While she said she loves Ann Arbor, Waud said she has been drawn to Detroit in the past few years. She said she started visiting the city to attend Tiger’s games or shows and eventually made friends with other small business owners in the area.
“I just developed this amazing network, and I just wanted to be here more and more and then it was obvious that I should move here,” she said.
That network includes Peter Bailey, founder of Two James Spirits distillery that plans to open across the street from Pot & Box in early June.
Waud credited Bailey as the connector between her shop and the more populated area of Corktown, which she hopes will draw more traffic to her end.
Bailey said he hopes their two shops will work together to create more vitality in Corktown and said Waud was a great advocate of Detroit.
“It’s a great opportunity to highlight the beauty of Detroit, the unspoken beauty of Detroit,” he said. “There are like-minded people who do find it beautiful and unique. I think it’s going to help change the reputation of Detroit as well.”

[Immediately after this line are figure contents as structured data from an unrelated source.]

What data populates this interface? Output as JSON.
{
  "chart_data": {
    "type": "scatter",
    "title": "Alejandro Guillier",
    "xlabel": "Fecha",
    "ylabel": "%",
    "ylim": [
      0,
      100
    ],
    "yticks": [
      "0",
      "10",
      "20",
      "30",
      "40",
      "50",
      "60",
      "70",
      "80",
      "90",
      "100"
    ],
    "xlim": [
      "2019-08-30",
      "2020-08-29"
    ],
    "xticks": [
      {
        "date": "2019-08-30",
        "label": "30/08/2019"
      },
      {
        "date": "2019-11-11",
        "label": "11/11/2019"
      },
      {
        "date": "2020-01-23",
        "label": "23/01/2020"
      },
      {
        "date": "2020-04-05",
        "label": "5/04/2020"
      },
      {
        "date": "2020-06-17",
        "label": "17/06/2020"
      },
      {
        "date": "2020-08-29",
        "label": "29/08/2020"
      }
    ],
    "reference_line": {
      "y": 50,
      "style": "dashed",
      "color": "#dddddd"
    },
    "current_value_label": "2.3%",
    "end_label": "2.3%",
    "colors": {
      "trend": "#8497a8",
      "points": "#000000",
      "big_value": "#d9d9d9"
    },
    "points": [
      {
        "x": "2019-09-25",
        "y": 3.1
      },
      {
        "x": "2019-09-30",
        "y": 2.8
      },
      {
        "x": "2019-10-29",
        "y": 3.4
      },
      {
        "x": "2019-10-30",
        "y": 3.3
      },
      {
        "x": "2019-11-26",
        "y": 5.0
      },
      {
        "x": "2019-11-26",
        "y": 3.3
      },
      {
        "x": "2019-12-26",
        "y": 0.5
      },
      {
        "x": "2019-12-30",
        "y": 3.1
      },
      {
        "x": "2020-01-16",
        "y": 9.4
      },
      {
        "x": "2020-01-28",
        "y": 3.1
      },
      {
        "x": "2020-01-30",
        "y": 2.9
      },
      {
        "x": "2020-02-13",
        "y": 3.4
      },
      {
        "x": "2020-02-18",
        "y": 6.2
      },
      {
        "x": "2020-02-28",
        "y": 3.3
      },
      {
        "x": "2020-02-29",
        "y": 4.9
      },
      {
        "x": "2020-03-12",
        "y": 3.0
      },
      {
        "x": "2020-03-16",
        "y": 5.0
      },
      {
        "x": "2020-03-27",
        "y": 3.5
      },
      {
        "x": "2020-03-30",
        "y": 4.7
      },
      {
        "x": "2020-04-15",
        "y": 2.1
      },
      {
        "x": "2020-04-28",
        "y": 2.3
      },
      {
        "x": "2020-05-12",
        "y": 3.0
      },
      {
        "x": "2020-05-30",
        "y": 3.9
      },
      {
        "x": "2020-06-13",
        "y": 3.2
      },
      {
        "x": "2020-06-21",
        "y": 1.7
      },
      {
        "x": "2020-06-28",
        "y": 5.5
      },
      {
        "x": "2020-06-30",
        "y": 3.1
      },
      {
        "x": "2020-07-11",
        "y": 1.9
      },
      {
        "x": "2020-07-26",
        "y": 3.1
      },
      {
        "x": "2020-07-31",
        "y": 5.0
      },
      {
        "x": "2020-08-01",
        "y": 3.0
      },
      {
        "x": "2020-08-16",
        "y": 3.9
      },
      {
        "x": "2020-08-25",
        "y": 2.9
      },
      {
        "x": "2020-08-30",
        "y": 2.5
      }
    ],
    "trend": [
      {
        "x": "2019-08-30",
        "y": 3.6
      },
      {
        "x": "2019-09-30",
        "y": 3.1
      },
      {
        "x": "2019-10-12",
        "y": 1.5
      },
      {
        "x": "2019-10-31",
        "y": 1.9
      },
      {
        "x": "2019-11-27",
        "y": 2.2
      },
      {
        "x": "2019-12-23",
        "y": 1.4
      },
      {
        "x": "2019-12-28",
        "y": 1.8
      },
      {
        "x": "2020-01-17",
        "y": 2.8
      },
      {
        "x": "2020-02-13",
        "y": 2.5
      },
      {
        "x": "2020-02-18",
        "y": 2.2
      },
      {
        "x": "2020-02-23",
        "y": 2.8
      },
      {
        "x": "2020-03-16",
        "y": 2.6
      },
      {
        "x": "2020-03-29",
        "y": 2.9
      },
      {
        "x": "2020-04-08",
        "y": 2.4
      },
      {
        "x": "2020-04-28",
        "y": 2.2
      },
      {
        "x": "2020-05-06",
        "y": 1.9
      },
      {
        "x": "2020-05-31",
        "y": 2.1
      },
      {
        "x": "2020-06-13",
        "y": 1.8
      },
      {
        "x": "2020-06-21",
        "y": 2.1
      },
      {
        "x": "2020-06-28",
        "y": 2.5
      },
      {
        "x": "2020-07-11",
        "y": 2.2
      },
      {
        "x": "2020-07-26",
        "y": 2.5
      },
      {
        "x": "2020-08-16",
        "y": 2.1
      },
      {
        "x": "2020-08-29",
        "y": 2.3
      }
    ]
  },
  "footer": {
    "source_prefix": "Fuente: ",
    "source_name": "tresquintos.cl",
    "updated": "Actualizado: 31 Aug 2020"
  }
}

James Xavier Slade, owner of Xavier’s 20th Century Furniture shop next door to Pot & Box said he, too, is excited about his new neighbor. Slade said he has owned his shop on Michigan Ave. for 17 years but credits his online store for the bulk of his business. He said he is excited to get more foot traffic in their area and hopes the change will clean up the neighborhood.
“I’m thinking with a little bit more population down here we might be able to curtail some of this destruction of our neighborhood,” he said. “All this writing on people’s things has got to stop.”
Though there is still a ways to go before Detroit’s Pot & Box is up and running, Waud said she will open a pop-up shop from May – July downtown which she described as a mini version of the full-service shop. Waud said she also recently purchased an ice cream truck and plans to drive around town offering flowers at different locations around the city.
For Waud, the shop is more than a business but a way to interact with the community.
“It’s how you live in the world,” she said. “It gives you a reason to chat people up. It’s just so darn heart-warming, and I get to do what I love.”